As with most aphid genera, rearing and host transfer experiments could be very interesting. For example, I hypothesize above that some of these species are oligophagous across several species of sagebrush while others appear to be roughly species-specific. It would be useful to attempt rearing host-specific aphids on a range of sagebrush species to see 1) whether they can survive and reproduce on those plants and 2) whether their morphology is stable after such host switches (assuming they are successful).

As with all my analyses for my own use and for the website, morphometric analyses might be useful. They would require samples from across the growing season and probably will require within-species analyses across the season and between-species analyses within season stages and across seasons.

The oviparae of Epameibaphis are morphologically quite different from apterae. Features useful in separating apterae may often fail to separate oviparae. In fact a separate taxonomy of the species based on oviparae might be possible and would be very interesting.

Key to Species

As usual, this key is based on apterous viviparae, with focus on typical specimens one might find in late spring or early summer.

1. ANT III with 1 to a few rhinaria … Epameibaphis frigidae
— ANT III without rhinaria … 2

2. Siphunculi strongly clavate; mostly pale species living on Artemisia arbuscula … Epameibaphis Species #1
— Siphunculi tapering, cylindrical, or very slightly clavate; various pigmentation on various sagebrush species … 3

3. Siphunculi very thin with small apical expansion that is hardly a “bulb” … 4
— Siphunculi thicker, with very bulb-like apical bulb … 5

4. R IV+V about 0.13 mm long; living on A. tridentata … Epameibaphis Species #5
— R IV+V about 0.11 mm long; on various sagebrush species other than A. tridentata … Epameibaphis Species #6

5. Siphunculi medium brown to back-ish … 6
— Siphunculi pale to slightly dusky … 7

6. Femora brown, fore femora noticeably paler … Epameibaphis atricornis
— Femora pale to slightly dusky … Epameibaphis Species #4

7. Antennae with some setae about as long as basal width of ANT III; R IV+V about 0.13 mm … Epameibaphis utahensis? Species #3
— Antennae with setae much shorter than basal width of ANT III; R IV+V about 0.11 mm … Epameibaphis Species #2

References Cited

Ackerfield, J. (2015) Flora of Colorado. BRIT Press, Fort Worth. 820 pp.

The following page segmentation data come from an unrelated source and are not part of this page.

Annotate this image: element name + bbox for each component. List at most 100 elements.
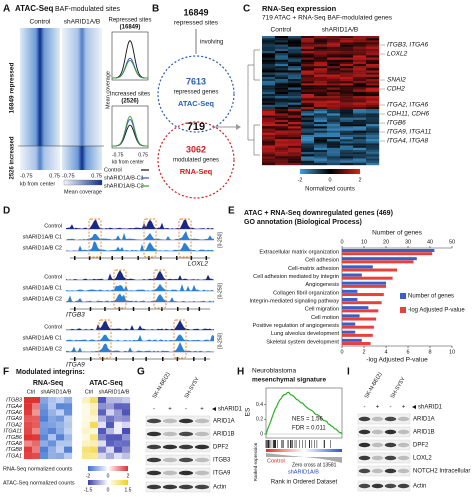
heatmap-cell [288, 100, 302, 103]
heatmap-cell [262, 72, 276, 75]
heatmap-cell [327, 115, 341, 118]
heatmap-cell [24, 397, 33, 404]
heatmap-cell [353, 154, 367, 157]
heatmap-cell [288, 38, 302, 41]
heatmap-cell [314, 145, 328, 148]
profile-line [112, 124, 148, 147]
heatmap-cell [314, 134, 328, 138]
heatmap-cell [301, 122, 315, 125]
heatmap-cell [114, 403, 123, 410]
signal-track [66, 342, 214, 352]
exon [111, 256, 113, 260]
heatmap-cell [353, 89, 367, 93]
heatmap-cell [262, 89, 276, 93]
heatmap-cell [64, 421, 73, 429]
heatmap-cell [275, 87, 289, 90]
heatmap-cell [288, 91, 302, 95]
heatmap-cell [64, 452, 73, 460]
heatmap-cell [301, 87, 315, 90]
heatmap-cell [353, 143, 367, 146]
heatmap-cell [366, 141, 380, 144]
heatmap-cell [301, 94, 315, 97]
highlight-box [98, 319, 112, 359]
heatmap-cell [262, 113, 276, 116]
heatmap-cell [262, 91, 276, 95]
bar [342, 301, 382, 305]
heatmap-cell [288, 158, 302, 161]
heatmap-cell [314, 66, 328, 69]
heatmap-cell [275, 113, 289, 116]
gene-label: ITGB3, ITGA6 [387, 42, 429, 49]
heatmap-cell [327, 59, 341, 62]
heatmap-cell [314, 113, 328, 116]
heatmap-cell [262, 156, 276, 159]
heatmap-cell [340, 134, 354, 138]
blot-strip [357, 439, 411, 451]
heatmap-cell [314, 130, 328, 133]
heatmap-cell [301, 51, 315, 54]
blot-strip [357, 452, 411, 464]
colorbar-tick: 0 [107, 487, 110, 493]
signal-track [66, 230, 214, 240]
heatmap-cell [353, 53, 367, 56]
heatmap-cell [262, 38, 276, 41]
panel-letter: C [243, 4, 250, 15]
heatmap-cell [301, 106, 315, 110]
profile-line [112, 115, 148, 147]
highlight-box [113, 269, 127, 309]
heatmap-cell [340, 44, 354, 47]
heatmap-cell [48, 421, 57, 429]
panel-title: ATAC-Seq [15, 4, 53, 13]
heatmap-cell [314, 68, 328, 71]
heatmap-cell [262, 63, 276, 67]
sign-label: + [402, 405, 406, 411]
heatmap-cell [98, 440, 107, 447]
heatmap-cell [314, 98, 328, 101]
profile-title: Increased sites [110, 92, 150, 98]
x2-tick-label: 30 [405, 239, 411, 245]
highlight-box [173, 319, 187, 359]
protein-label: ARID1B [413, 430, 435, 436]
heatmap-cell [327, 46, 341, 50]
heatmap-cell [353, 66, 367, 69]
heatmap-cell [275, 57, 289, 60]
blot-band [146, 457, 162, 463]
heatmap-cell [275, 89, 289, 93]
heatmap-cell [366, 91, 380, 95]
heatmap-cell [24, 409, 33, 416]
blot-band [397, 429, 410, 435]
heatmap-cell [98, 415, 107, 422]
heatmap-cell [366, 117, 380, 121]
heatmap-cell [366, 124, 380, 127]
heatmap-cell [366, 72, 380, 75]
heatmap-cell [48, 403, 57, 410]
class-label: Control [267, 458, 285, 464]
profile-line [112, 39, 148, 79]
colorbar [63, 179, 103, 186]
heatmap-cell [40, 403, 49, 410]
heatmap-cell [301, 63, 315, 67]
heatmap-cell [353, 85, 367, 88]
heatmap-cell [366, 162, 380, 166]
heatmap-cell [353, 51, 367, 54]
heatmap-cell [275, 36, 289, 39]
heatmap-cell [314, 94, 328, 97]
x2-tick-label: 40 [427, 239, 433, 245]
heatmap-cell [314, 48, 328, 52]
heatmap-cell [327, 40, 341, 43]
heatmap-cell [340, 113, 354, 116]
heatmap-cell [82, 397, 91, 404]
heatmap-cell [40, 440, 49, 447]
heatmap-cell [327, 111, 341, 114]
heatmap-cell [288, 42, 302, 45]
heatmap-cell [366, 126, 380, 129]
category-label: Cell migration [305, 307, 339, 313]
heatmap-cell [275, 143, 289, 146]
heatmap-cell [275, 63, 289, 67]
heatmap-cell [366, 81, 380, 84]
dendrogram [247, 49, 260, 156]
heatmap-cell [301, 141, 315, 144]
heatmap-cell [288, 154, 302, 157]
heatmap-cell [275, 51, 289, 54]
heatmap-cell [327, 63, 341, 67]
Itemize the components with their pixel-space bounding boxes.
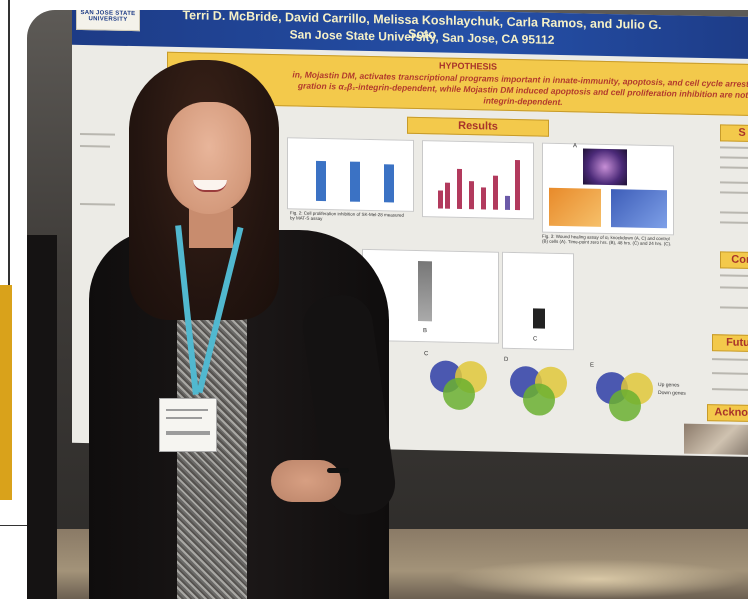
text-line — [720, 286, 748, 290]
text-line — [720, 181, 748, 185]
text-line — [720, 274, 748, 278]
microscopy-image — [549, 187, 601, 227]
text-line — [712, 358, 748, 362]
section-results: Results — [407, 116, 549, 137]
face — [167, 102, 251, 214]
venn-circle — [443, 377, 475, 411]
section-right-top: S — [720, 124, 748, 143]
text-line — [720, 221, 748, 225]
badge-text-line — [166, 409, 208, 411]
text-line — [720, 146, 748, 150]
text-line — [712, 372, 748, 376]
acknowledgements-photo — [684, 423, 748, 456]
section-future: Futu — [712, 334, 748, 353]
name-badge — [159, 398, 217, 452]
text-line — [712, 388, 748, 392]
venn-circle — [609, 389, 641, 422]
gold-accent-bar — [0, 285, 12, 500]
venn-label-up: Up genes — [658, 382, 680, 389]
person-partial-left — [27, 235, 57, 599]
chart-bar — [493, 175, 498, 210]
microscopy-image — [583, 148, 627, 186]
panel-label-d: D — [504, 356, 509, 363]
figure-volcano-plot: C — [502, 251, 574, 351]
chart-bar — [505, 195, 510, 210]
chart-bar — [481, 187, 486, 210]
badge-text-line — [166, 417, 202, 419]
photo: SAN JOSE STATE UNIVERSITY Terri D. McBri… — [27, 10, 748, 599]
badge-barcode — [166, 431, 210, 435]
chart-bar — [438, 190, 443, 209]
panel-label-c2: C — [424, 351, 429, 358]
panel-label-a: A — [573, 143, 578, 150]
frame-divider-vertical — [8, 0, 10, 500]
volcano-points — [533, 308, 545, 329]
hand-on-hip — [271, 460, 341, 502]
text-line — [720, 306, 748, 310]
venn-circle — [523, 383, 555, 416]
chart-bar — [469, 181, 474, 210]
text-line — [720, 211, 748, 215]
figure-3-caption: Fig. 3: Wound healing assay of α₂ knockd… — [542, 233, 672, 247]
section-acknowledgements: Acknow — [707, 404, 748, 423]
smile — [193, 180, 227, 192]
chart-bar — [515, 160, 520, 211]
neck — [189, 208, 233, 248]
university-logo: SAN JOSE STATE UNIVERSITY — [76, 10, 140, 32]
panel-label-c: C — [533, 336, 538, 343]
text-line — [720, 191, 748, 195]
figure-bar-chart-red — [422, 140, 534, 220]
microscopy-image — [611, 189, 667, 229]
panel-label-b: B — [423, 328, 428, 335]
floor-light — [447, 559, 747, 599]
text-line — [720, 166, 748, 170]
bracelet — [327, 468, 349, 473]
presenter — [89, 60, 399, 599]
venn-label-down: Down genes — [658, 390, 686, 397]
text-line — [720, 156, 748, 160]
figure-microscopy: A — [542, 142, 674, 236]
histogram-peak — [418, 261, 432, 322]
chart-bar — [445, 182, 450, 209]
logo-text: SAN JOSE STATE UNIVERSITY — [80, 10, 136, 23]
chart-bar — [457, 168, 462, 209]
section-conclusions: Con — [720, 251, 748, 270]
panel-label-e: E — [590, 362, 595, 369]
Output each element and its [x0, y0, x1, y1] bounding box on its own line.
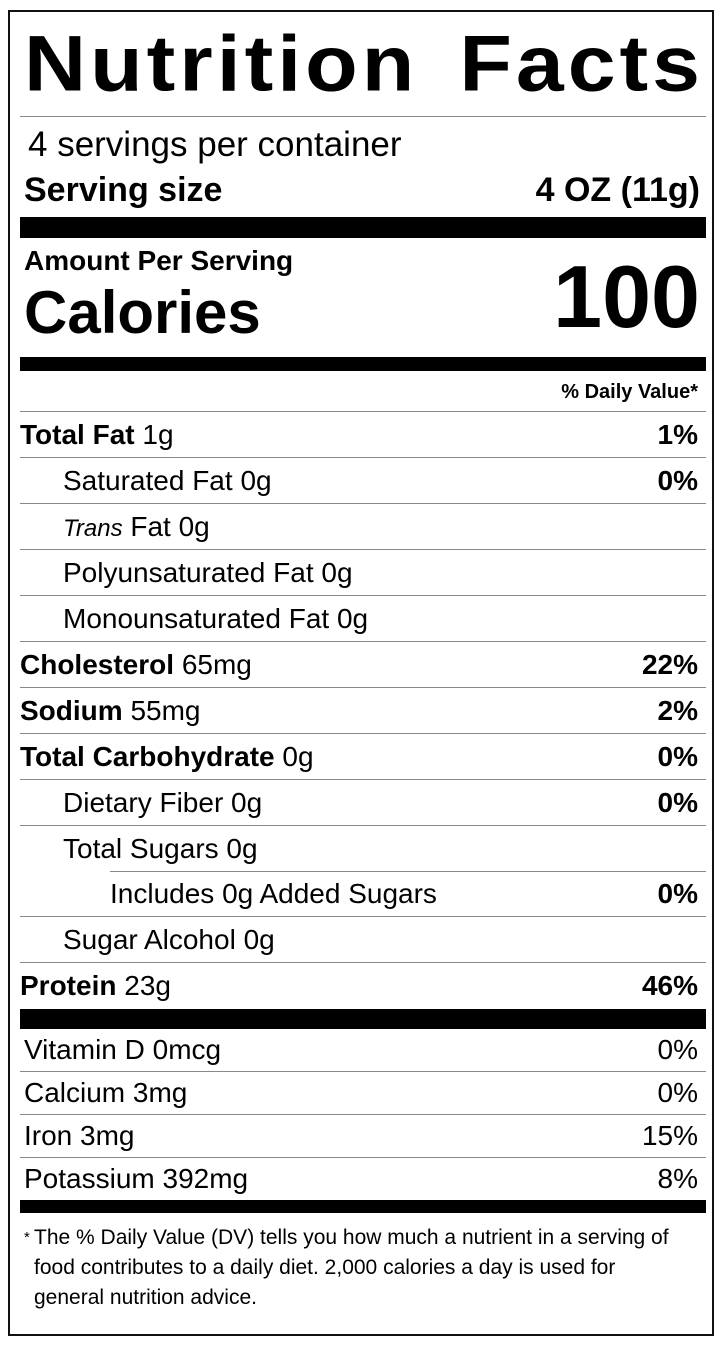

Gillette, C.P. & Palmer, M.A. (1933) New species of aphids from Colorado. Annals of the Entomological Society of America, 26(2), 348–376.

Knowlton, G.F. (1946) A new sagebrush aphid (Homoptera). Entomological News, 57(6), 153–155.

Knowlton, G.F. & Smith, C.F. (1936) The genus Epameibaphis in Utah. Proceedings of the Entomological Society of Washington, 38(5), 89–92.

Oestlund, O.W. (1886) List of the Aphididae of Minnesota with descriptions of some new species. Annual Report of the Minnesota State Geological and Natural History Survey, 14, 17–56.

Oestlund, O.W. (1923) A synoptical key to the Aphididae of Minnesota. Report of the State Entomologist of Minnesota, 19, 114–151.

Palmer, M.A. (1952) Aphids of the Rocky Mountain Region. The Thomas Say Foundation, 5, 452 pp.